I don’t envy Baker for having to play those songs night after night on the road, even if she’s starting to make a real name for herself with them. On the heels of her recent signing to Matador Records, Baker returned to Milwaukee for a show at the Pabst Theater opening for one of her early inspirations, Death Cab For Cutie’s Ben Gibbard—who seemed a bit out of his element playing without a rock band, though he also seemed to relish playing a gig where he wasn’t expected to perform “The New Year” or “Transatlanticism” for the thousand-somethingth time. His one move was to start each song slow than gradually bleed its tempo from there, but what he lacked in gusto he made up for with charm. He regaled the crowd with stories about moving Los Angeles and old friends and Jonathan Richman, and memories of his first Milwaukee show at the Cactus Club, and touring through here and crashing with bands like Braid and Camden (man, Camen was so good), and how he nearly moved here once. Fans love that stuff, and they also loved hearing old favorites that have gradually been phased out of Death Cab’s live set, like The Photo Album’s “Blacking Out The Friction” or Something About Airplanes’ “Line of Best Fit.”
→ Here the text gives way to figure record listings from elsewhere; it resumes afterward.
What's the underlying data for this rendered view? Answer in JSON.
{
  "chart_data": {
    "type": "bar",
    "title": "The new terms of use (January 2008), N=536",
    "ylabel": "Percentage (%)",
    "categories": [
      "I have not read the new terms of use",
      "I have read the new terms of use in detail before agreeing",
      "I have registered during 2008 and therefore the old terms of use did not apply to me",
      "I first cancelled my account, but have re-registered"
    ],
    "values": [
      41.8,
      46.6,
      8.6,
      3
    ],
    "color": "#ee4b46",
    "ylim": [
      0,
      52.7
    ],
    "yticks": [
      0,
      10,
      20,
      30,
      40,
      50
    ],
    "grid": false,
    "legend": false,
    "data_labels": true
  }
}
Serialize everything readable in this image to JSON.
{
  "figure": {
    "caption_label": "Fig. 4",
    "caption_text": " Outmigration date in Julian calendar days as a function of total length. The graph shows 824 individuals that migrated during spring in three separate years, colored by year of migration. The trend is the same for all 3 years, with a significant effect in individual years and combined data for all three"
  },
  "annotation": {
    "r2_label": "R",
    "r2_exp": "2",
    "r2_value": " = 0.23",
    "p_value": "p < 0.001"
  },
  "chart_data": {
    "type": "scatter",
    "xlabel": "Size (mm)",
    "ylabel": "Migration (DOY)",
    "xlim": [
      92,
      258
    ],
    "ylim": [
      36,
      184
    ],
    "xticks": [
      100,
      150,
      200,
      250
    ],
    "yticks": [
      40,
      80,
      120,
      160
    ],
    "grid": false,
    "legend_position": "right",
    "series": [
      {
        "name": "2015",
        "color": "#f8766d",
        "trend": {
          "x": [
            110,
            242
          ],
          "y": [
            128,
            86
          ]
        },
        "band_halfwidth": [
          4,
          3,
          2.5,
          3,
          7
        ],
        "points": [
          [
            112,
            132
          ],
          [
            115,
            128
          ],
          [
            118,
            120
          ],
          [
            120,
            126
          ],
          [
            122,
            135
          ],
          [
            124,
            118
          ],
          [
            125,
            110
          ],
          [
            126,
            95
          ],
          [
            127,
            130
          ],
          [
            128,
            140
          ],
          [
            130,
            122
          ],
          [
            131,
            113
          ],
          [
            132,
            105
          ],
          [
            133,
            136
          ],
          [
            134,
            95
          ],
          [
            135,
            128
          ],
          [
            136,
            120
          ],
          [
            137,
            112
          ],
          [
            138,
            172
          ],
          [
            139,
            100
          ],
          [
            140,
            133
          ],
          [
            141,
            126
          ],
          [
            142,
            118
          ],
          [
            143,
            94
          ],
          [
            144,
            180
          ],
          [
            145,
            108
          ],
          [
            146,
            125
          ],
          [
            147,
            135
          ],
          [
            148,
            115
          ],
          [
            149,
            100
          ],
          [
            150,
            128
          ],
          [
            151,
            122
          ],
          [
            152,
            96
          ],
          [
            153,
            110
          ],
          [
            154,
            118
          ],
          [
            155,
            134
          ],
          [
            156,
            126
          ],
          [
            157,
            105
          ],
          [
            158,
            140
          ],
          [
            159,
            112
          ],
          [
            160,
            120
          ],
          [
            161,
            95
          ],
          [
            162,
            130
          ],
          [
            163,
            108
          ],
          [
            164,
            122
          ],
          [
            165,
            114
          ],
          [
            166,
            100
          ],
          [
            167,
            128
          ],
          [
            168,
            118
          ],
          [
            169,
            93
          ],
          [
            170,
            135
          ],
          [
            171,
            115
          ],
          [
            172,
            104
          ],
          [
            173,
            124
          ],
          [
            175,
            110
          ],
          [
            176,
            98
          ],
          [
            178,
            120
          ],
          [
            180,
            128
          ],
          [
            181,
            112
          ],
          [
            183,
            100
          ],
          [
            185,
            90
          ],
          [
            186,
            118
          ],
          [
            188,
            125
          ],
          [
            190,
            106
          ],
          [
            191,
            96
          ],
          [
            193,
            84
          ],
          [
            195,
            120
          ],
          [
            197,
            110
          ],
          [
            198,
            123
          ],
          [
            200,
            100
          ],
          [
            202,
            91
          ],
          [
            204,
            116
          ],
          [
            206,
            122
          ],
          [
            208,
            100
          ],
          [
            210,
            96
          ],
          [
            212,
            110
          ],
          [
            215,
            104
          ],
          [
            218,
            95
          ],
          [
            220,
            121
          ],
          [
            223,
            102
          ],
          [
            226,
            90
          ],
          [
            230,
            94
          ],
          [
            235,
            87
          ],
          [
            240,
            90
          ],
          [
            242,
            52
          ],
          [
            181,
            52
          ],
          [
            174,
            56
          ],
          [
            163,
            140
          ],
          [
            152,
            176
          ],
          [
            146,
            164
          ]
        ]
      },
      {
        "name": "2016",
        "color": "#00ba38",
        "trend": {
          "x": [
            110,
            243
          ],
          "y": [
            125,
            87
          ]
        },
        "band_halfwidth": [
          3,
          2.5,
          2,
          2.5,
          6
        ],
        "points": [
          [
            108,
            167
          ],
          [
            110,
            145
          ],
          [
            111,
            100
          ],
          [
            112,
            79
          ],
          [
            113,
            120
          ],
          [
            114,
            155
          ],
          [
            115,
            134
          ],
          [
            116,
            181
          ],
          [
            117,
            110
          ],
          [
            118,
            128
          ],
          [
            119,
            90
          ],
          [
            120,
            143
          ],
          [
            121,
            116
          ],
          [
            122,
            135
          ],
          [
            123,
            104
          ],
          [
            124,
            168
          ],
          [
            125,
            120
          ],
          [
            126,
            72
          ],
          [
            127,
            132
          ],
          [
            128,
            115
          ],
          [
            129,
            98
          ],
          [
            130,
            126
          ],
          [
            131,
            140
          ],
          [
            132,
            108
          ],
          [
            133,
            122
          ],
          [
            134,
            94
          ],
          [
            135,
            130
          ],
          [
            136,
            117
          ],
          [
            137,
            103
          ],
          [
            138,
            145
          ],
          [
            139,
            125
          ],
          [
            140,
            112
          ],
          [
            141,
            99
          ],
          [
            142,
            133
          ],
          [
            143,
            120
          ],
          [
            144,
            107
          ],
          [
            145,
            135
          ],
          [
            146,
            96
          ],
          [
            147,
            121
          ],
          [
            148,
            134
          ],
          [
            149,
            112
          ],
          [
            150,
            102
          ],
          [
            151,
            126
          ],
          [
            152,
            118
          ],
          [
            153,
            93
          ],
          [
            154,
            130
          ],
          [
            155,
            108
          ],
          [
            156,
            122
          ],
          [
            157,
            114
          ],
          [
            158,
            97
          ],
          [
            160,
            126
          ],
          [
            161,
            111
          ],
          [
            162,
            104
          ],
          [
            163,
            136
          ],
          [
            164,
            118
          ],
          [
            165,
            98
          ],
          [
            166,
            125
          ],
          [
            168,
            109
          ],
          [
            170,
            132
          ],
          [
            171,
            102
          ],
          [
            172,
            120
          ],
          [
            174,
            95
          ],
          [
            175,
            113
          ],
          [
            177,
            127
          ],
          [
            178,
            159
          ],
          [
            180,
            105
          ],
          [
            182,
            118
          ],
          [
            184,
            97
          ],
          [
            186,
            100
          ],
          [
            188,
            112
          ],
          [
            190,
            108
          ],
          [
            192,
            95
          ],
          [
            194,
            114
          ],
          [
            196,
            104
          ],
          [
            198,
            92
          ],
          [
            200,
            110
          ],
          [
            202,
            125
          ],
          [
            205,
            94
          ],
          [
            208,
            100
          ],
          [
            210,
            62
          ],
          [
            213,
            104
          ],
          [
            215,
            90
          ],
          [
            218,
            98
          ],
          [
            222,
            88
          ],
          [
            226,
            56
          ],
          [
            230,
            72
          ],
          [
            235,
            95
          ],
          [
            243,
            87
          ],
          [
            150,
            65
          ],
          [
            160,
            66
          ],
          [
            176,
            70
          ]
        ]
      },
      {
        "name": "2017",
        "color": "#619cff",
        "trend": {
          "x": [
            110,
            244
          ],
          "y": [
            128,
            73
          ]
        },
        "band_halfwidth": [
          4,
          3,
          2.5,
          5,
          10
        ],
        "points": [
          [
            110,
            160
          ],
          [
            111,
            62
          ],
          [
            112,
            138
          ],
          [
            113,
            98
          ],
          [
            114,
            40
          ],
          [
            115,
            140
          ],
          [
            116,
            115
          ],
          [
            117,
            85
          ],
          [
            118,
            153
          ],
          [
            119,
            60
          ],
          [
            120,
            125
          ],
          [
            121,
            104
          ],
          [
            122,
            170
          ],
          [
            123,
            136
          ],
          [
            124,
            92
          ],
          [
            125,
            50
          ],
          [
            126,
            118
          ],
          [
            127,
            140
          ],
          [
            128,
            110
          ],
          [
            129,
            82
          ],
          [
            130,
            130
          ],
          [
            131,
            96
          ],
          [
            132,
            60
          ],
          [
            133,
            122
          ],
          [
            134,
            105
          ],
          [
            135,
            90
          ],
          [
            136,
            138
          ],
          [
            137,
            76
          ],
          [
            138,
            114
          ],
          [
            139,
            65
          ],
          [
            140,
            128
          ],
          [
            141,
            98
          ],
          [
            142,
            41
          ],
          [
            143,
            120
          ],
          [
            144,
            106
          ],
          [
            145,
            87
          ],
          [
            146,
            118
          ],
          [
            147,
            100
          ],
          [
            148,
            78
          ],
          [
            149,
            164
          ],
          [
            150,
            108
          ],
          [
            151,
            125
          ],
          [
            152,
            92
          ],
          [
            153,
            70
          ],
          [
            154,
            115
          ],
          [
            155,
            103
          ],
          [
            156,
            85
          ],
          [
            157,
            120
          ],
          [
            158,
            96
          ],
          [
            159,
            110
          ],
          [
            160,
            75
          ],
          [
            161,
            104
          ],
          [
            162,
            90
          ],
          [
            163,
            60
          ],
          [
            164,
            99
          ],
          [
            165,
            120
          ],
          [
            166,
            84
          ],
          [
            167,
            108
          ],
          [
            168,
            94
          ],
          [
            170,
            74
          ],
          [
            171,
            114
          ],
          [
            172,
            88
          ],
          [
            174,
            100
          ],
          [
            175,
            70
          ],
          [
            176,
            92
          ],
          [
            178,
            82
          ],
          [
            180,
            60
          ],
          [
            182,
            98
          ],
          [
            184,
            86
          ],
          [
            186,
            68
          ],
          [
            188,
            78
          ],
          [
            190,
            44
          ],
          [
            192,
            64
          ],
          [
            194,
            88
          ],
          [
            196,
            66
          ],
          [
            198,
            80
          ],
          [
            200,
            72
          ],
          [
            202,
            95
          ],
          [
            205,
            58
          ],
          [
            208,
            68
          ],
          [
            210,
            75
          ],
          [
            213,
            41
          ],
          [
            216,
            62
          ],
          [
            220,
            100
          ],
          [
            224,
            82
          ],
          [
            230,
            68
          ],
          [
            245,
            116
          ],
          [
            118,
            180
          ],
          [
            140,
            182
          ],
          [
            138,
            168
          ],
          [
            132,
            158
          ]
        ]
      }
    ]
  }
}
Gibbard’s ultra-slow songs about sleepness nights couldn’t help but feel a little hollow coming after Baker’s decidedly more intense take on the same general territory, though. And unlike Gibbard’s songs, Baker’s were written to be performed alone. A year on the road touring behind Sprained Ankle has made her set about as tight as it could possibly be. She filled the songs with small flourishes and purposeful pauses—hardly huge departures from their studio versions, but when your music is this barren, any minor deviation counts for a lot.
If there was anybody in the theater hit harder by her set than me, I’d love to buy them a drink. They’re some of my favorite songs of the last decade, yet hearing them again makes me feel the way a hospital patient might about seeing an old IV bag or cast. They've done me nothing but good but they can’t escape their association with shittier times.
Toward the end of her set she played “Rejoice,” and though I got through it, I couldn't have been more relieved when it was over.